Dinesh Israni is a Principal Software Engineer at Portworx with over 12 years of experience building Distributed Storage solutions. Currently, he is working on developing cloud-native storage solutions and is the lead for the open-source STORK project. Through the open-source project, he is trying to help customers deploy and protect their cloud-native applications at scale.
Kafka consumer state handling improvements have come a long way with the introduction of Incremental Rebalancing (KIP-429) and Static Membership (KIP-345) protocols along with standby replicas. Yet as containerized workloads, ordinary Kafka Streams based data pipelines can experience downtime during continuous delivery. Kafka Streams application life-cycle events such as rolling and blue-green upgrades, canary deployments, scale up and down pose a particular challenge due state shuffling between brokers and applications.
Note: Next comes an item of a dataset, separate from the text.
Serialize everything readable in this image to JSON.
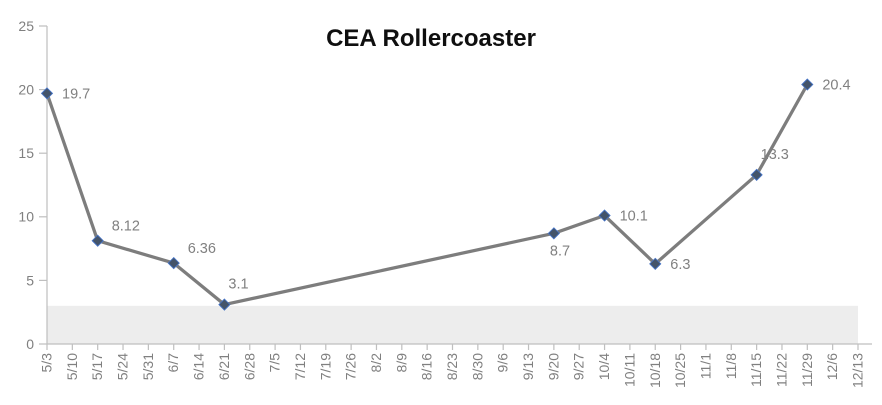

In this talk we will present two solutions to overcome this pipeline availability challenge for large stateful Kafka Streams applications. The first approach showcases a solution using Kubernetes Container Storage Interface (CSI), Kubernetes scheduler extender Stork and Kafka consumer static membership protocol. Combined they can help compatible software defined storage solutions maintain the relationship between the underlying Kafka Streams applications and the persistent volumes holding their existing RocksDB data. This approach effectively implements a snapshotting mechanism that is transparent to the application layer. The second method externalizes the Kafka Streams StateStore using the pluggable interface. This approach eliminates tying the lifecycle of the application to the underlying persistent store. We will evaluate OSS technology choices such as Redis and Apache Geode to implement this design pattern. Finally we will discuss the tradeoffs between system complexity and stream processing performance comparing both approaches to the baseline implementation.
The take away for the audience is learning how the internal Kafka Streams state store can be best managed using cloud native technologies and practices.